I’ve always been of the mind that we shouldn’t shape artists, but rather, give them the tools to explore and find the artist within themselves.
koru hand painted rocks

Miss 6 year old Teia, she draws these amazing pictures of people that have limbs that stretch all the way across the page or curl around to reach up to the head to move some hair off the face. One leg is often bent to take a pose, like a ballerina and hair is always accentuated so there is no doubt who that person is.

The clothes are full of detail; right down to the colours, pockets and patterns. She draws real people, but not in the ‘real’ sense.

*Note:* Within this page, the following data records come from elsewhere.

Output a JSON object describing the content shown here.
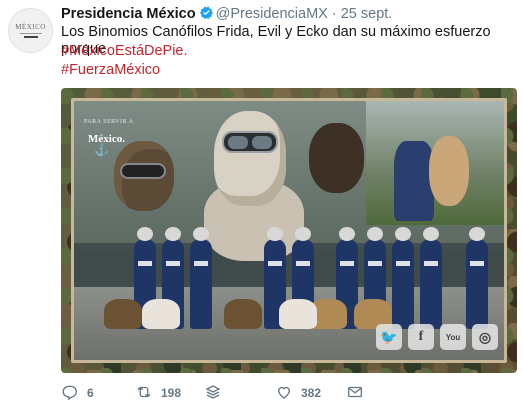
{
  "tweet": {
    "author_name": "Presidencia México",
    "handle": "@PresidenciaMX",
    "separator": "·",
    "date": "25 sept.",
    "avatar_text": "MÉXICO",
    "text_line1": "Los Binomios Canófilos Frida, Evil y Ecko dan su máximo esfuerzo porque",
    "hashtag1": "#MéxicoEstáDePie.",
    "hashtag2": "#FuerzaMéxico",
    "accent_color": "#c1272d",
    "verified_color": "#1da1f2"
  },
  "media": {
    "logo_small": "PARA SERVIR A",
    "logo_main": "México.",
    "social_icons": [
      {
        "name": "twitter-icon",
        "glyph": "🐦"
      },
      {
        "name": "facebook-icon",
        "glyph": "f"
      },
      {
        "name": "youtube-icon",
        "glyph": "You"
      },
      {
        "name": "instagram-icon",
        "glyph": "◎"
      }
    ]
  },
  "actions": {
    "reply_count": "6",
    "retweet_count": "198",
    "stack_icon": "layers-icon",
    "like_count": "382",
    "dm_icon": "mail-icon"
  }
}
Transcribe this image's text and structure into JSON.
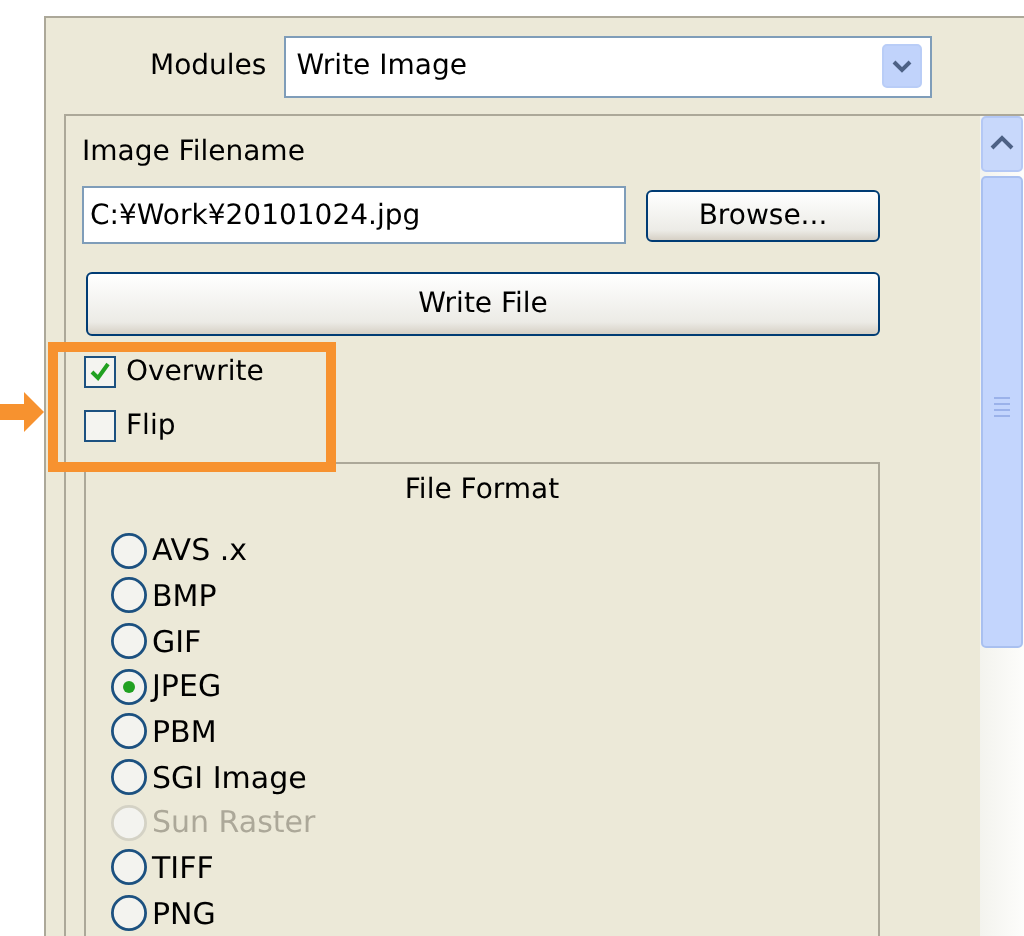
{
  "modules": {
    "label": "Modules",
    "value": "Write Image"
  },
  "image_filename": {
    "label": "Image Filename",
    "value": "C:¥Work¥20101024.jpg",
    "browse_button": "Browse..."
  },
  "write_button": "Write File",
  "checkboxes": [
    {
      "label": "Overwrite",
      "checked": true
    },
    {
      "label": "Flip",
      "checked": false
    }
  ],
  "file_format": {
    "title": "File Format",
    "options": [
      {
        "label": "AVS .x",
        "selected": false,
        "disabled": false
      },
      {
        "label": "BMP",
        "selected": false,
        "disabled": false
      },
      {
        "label": "GIF",
        "selected": false,
        "disabled": false
      },
      {
        "label": "JPEG",
        "selected": true,
        "disabled": false
      },
      {
        "label": "PBM",
        "selected": false,
        "disabled": false
      },
      {
        "label": "SGI Image",
        "selected": false,
        "disabled": false
      },
      {
        "label": "Sun Raster",
        "selected": false,
        "disabled": true
      },
      {
        "label": "TIFF",
        "selected": false,
        "disabled": false
      },
      {
        "label": "PNG",
        "selected": false,
        "disabled": false
      }
    ]
  }
}
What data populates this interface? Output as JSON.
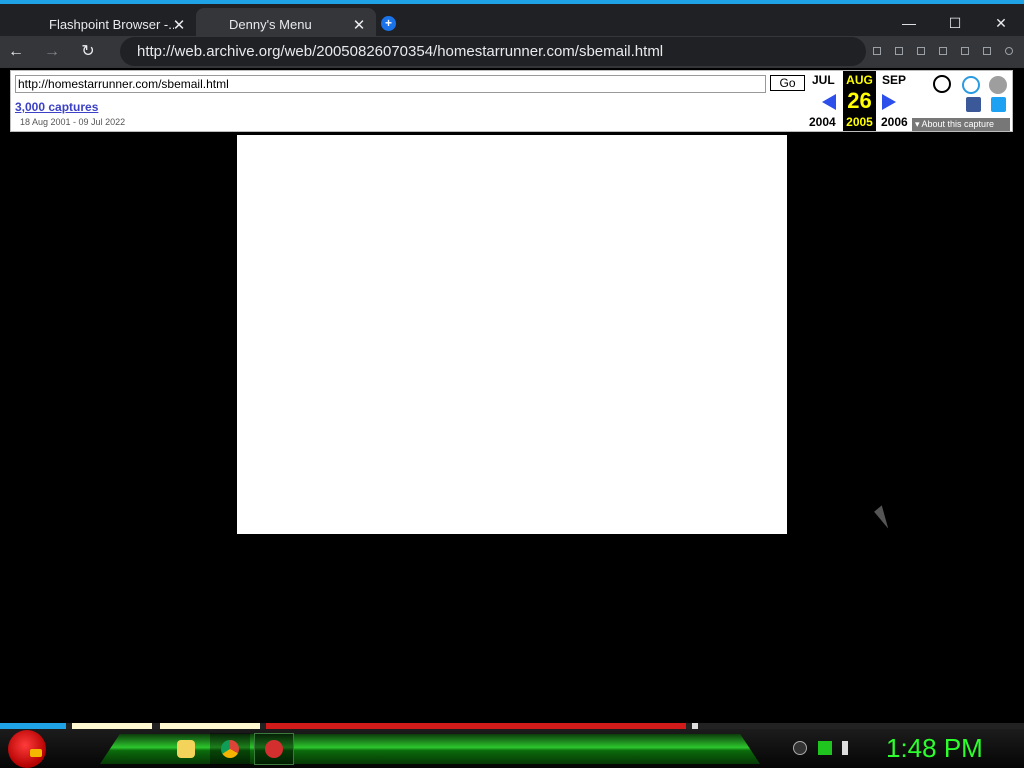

Now if you were in a learning institution learning how to draw people, you wouldn’t learn to draw like this, you would learn to draw “proper” figures with each person in proportion and everything in place. But Teia’s drawings even though oversized, underweight and over accentuated, are actually full of emotion and expression! The bodies have this movement about them and when you see a person with horns, and slanted eyebrows, you know that this person is angry!

I don’t believe that she would be drawing this way if we were constantly over her shoulder telling her how she should draw. She’s basically been left to her own devices since she started to create art which was round about two years old! So when she comes home from school with pictures where the lines have already been created for her, I shake my head and think back to my kindergarten days when I was drawing in colouring in books. Nothing has changed…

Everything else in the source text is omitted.